Por fim, compreendo que a concepção de um sindicalismo democrático e de massas, tão presente em nossas teses e em nossos confrontos sindicais, não pode ser um palavreado oco, sem alicerce no real, temos iniciado um esforço inédito de fortalecimento da organização da categoria nos próprios locais de trabalho, conquistando novas Comissões de Fábrica, reorganizando CIPAS, formando grupos, diversificando, sindicalizando, estruturando o trabalho de base.
Sem pretender apresentar nosso sindicato como modelo para ninguém, queremos apenas relatar nossa experiência como um caminho positivo de fortalecimento de uma entidade sindical que tinha tudo para viver uma etapa de estagnação ou paralisia, após tantos anos de greves heróicas, fornecimento de quadros dirigentes para o PT e para a CUT, sacrifícios incomensuráveis dos trabalhadores da base.
Ao contrário, temos mantido o nível de sindicalização em bom patamar, apesar da perda de milhares e milhares de postos de trabalho, periodicamente nos manifestamos através de iniciativas pioneiras, como a recente vigília pela Reforma Agrária, de 24 de julho, e sempre que necessário comparecemos com força às grandes mobilizações nacionais lideradas pela CUT, como agora na recente batalha pelo impeachment.
O movimento sindical brasileiro não tem pela frente nenhuma perspectiva catastrófica, como gostam de apregoar alguns intelectuais amigos dos modismos. Mas precisa saber adequar seu perfil, suas demandas, seus métodos e sua estratégia aos novos tempos e aos novos desafios que são abertos com as mudanças ocorridas no mundo e no país.
Mudanças essas, é bom lembrar, que em boa parte foram fruto de nossa própria luta.

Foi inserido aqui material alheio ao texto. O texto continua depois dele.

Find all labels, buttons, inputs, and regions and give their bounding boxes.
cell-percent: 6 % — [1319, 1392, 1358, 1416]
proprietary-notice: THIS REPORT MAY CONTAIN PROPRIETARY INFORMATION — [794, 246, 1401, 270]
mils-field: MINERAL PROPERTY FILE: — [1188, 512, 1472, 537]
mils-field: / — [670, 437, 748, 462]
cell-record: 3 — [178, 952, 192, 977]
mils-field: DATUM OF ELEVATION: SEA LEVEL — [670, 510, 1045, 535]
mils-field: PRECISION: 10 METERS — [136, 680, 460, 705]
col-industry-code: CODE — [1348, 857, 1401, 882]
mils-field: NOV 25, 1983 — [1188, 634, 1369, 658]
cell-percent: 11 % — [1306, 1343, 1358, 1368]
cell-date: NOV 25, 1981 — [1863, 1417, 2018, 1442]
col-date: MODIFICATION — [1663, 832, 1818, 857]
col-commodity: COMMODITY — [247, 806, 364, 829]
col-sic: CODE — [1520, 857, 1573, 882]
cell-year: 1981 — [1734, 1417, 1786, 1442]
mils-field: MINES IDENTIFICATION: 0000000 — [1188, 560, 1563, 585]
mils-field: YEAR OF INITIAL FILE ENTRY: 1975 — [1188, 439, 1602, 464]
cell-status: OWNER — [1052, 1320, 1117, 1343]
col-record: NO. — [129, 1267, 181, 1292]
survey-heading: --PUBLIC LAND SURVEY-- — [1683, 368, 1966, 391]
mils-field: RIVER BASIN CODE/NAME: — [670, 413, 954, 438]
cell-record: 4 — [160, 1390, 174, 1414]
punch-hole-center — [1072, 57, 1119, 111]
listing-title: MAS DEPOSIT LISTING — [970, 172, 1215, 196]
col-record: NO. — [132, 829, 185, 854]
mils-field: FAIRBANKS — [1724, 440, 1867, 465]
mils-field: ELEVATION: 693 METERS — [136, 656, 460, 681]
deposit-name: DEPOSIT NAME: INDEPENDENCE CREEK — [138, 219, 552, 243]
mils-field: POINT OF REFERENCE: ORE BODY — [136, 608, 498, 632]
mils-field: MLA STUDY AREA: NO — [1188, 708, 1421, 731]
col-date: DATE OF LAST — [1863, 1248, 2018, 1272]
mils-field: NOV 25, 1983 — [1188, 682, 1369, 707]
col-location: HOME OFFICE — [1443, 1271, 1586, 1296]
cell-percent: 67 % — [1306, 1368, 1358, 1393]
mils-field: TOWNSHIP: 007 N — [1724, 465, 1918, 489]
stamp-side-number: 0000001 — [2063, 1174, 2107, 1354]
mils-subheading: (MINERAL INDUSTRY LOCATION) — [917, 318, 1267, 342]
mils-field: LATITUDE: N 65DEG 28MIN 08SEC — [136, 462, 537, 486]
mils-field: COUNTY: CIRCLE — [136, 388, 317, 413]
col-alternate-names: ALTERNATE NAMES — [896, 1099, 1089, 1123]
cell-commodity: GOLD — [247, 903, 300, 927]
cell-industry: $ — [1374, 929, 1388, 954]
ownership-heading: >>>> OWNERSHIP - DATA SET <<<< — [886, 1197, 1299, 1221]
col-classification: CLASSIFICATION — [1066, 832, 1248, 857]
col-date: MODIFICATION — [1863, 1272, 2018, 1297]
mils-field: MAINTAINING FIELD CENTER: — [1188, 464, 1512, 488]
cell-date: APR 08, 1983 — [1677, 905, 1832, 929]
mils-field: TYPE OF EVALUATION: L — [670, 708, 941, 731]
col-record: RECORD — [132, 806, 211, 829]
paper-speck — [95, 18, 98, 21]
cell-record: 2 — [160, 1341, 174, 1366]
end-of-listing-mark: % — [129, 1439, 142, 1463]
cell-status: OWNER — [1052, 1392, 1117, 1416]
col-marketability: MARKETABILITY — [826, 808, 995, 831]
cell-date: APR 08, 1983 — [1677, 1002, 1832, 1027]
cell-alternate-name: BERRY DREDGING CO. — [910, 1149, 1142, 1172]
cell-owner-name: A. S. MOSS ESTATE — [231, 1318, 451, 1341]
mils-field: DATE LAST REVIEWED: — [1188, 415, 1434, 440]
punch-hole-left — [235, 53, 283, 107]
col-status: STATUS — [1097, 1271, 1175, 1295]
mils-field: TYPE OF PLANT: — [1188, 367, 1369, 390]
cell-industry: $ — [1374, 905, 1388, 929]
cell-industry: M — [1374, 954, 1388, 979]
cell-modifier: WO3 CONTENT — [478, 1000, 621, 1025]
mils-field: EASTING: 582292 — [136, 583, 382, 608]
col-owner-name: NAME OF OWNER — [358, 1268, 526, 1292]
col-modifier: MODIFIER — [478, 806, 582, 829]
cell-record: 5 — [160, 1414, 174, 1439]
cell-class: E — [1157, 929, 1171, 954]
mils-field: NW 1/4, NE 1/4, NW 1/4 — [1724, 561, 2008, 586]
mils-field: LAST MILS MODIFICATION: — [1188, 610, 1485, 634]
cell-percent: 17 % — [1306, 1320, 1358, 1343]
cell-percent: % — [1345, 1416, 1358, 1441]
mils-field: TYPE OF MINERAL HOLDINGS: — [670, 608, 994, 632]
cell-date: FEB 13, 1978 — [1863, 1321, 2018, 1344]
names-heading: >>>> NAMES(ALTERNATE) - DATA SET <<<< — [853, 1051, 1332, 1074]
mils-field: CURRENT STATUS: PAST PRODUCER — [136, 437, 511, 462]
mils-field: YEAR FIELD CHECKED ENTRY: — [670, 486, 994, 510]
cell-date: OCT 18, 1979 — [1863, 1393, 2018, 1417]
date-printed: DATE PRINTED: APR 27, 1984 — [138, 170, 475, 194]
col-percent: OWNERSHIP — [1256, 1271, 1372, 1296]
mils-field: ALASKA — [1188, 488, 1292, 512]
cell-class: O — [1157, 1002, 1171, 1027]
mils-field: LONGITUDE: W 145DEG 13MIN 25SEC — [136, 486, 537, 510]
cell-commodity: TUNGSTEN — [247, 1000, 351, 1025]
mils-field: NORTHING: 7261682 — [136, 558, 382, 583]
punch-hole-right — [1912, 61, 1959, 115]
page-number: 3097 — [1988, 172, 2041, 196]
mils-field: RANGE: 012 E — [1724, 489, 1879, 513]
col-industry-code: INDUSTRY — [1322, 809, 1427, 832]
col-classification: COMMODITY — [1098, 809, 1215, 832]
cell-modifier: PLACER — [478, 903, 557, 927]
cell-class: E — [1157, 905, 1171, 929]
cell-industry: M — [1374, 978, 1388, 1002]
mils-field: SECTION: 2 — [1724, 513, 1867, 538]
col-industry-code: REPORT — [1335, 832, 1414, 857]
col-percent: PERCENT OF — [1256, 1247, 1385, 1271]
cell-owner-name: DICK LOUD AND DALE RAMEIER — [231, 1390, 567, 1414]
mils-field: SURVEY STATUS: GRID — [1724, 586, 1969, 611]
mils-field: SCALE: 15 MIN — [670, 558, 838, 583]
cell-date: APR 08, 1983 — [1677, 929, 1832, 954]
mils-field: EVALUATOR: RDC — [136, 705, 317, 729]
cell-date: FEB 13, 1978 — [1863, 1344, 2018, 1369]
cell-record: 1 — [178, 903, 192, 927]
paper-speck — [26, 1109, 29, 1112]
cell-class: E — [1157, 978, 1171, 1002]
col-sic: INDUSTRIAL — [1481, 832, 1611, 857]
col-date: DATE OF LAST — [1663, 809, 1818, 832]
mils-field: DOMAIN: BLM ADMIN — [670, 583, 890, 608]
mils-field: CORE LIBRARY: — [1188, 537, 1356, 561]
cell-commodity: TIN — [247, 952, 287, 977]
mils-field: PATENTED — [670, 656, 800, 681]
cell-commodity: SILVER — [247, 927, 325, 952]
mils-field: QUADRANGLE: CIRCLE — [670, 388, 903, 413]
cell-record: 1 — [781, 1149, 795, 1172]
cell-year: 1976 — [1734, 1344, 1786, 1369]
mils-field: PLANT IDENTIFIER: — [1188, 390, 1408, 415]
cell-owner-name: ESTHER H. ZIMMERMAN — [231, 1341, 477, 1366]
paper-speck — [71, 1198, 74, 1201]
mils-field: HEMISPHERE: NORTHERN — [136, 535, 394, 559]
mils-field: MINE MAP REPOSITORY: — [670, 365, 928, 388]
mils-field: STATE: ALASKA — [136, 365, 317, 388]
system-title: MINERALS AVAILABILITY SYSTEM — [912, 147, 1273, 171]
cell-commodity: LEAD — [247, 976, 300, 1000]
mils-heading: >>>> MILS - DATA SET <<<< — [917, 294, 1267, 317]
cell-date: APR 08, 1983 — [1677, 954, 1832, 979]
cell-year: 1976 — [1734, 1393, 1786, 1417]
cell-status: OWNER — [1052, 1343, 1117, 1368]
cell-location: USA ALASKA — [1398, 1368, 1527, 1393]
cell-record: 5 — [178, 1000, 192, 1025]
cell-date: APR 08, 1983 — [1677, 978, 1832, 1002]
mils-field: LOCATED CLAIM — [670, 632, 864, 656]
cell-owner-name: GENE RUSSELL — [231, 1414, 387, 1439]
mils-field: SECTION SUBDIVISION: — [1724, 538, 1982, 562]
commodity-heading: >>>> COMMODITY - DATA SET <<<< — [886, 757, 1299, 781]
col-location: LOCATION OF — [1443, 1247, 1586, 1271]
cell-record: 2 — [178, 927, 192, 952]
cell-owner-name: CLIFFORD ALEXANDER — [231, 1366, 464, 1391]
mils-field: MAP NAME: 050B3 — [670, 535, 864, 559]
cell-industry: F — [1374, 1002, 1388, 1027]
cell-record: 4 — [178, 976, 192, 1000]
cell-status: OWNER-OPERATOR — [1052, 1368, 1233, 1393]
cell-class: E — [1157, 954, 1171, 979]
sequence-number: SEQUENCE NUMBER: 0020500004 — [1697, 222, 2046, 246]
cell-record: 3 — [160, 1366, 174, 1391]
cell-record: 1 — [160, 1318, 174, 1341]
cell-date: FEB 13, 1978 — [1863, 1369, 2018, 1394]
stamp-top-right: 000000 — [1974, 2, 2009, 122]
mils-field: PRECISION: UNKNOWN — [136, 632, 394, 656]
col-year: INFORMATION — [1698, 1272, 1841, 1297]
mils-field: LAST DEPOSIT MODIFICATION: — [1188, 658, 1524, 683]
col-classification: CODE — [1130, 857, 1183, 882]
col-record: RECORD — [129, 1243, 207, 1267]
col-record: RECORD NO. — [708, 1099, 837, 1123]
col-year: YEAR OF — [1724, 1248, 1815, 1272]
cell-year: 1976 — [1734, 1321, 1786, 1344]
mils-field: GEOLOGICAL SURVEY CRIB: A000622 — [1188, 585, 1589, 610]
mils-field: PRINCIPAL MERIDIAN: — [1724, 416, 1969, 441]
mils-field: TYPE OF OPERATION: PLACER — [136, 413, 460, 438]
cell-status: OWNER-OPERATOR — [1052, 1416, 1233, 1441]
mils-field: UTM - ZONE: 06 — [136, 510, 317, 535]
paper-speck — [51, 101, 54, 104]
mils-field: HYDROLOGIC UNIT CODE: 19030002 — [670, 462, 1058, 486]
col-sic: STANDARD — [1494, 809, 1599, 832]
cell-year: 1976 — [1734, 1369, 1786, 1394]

Se alguém pedisse um resumo, a gente diria que a consolidação desse sindicato-construtor, que continua dizendo “não” mas já é capaz de oferecer alternativas, começa por um necessário - e democrático - acerto de contas dentro da própria CUT, exige o desmascaramento de elementos oportunistas e inconseqüentes como o chefe da Força Sindical e requer a combinação da luta pelo atendimento das reinvidicações setoriais das categorias, com um trabalho de viabilização - teórica e prática de um projeto alternativo de governo, que realmente mexa nas raízes do atual impasse que trava o desenvolvimento de nosso futuro enquanto Nação.
Não está claro se as mudanças serão obtidas todas com base na atual institucionalidade, ou se é preciso construir uma nova, para viabilizá-las.
O que está claro é que o movimento sindical brasileiro tem amplíssimas perspectivas de ação e de crescimento no cenário atual e que ninguém melhor do que ele pode oferecer (aos partidos, às instituições e ao próprio Estado) o sopro saudável e democrático da pressão de massas, da fiscalização social.
Vicente Paulo da Silva é presidente do Sindicato dos Metalúrgicos de São Bernardo do Campo e Diadema.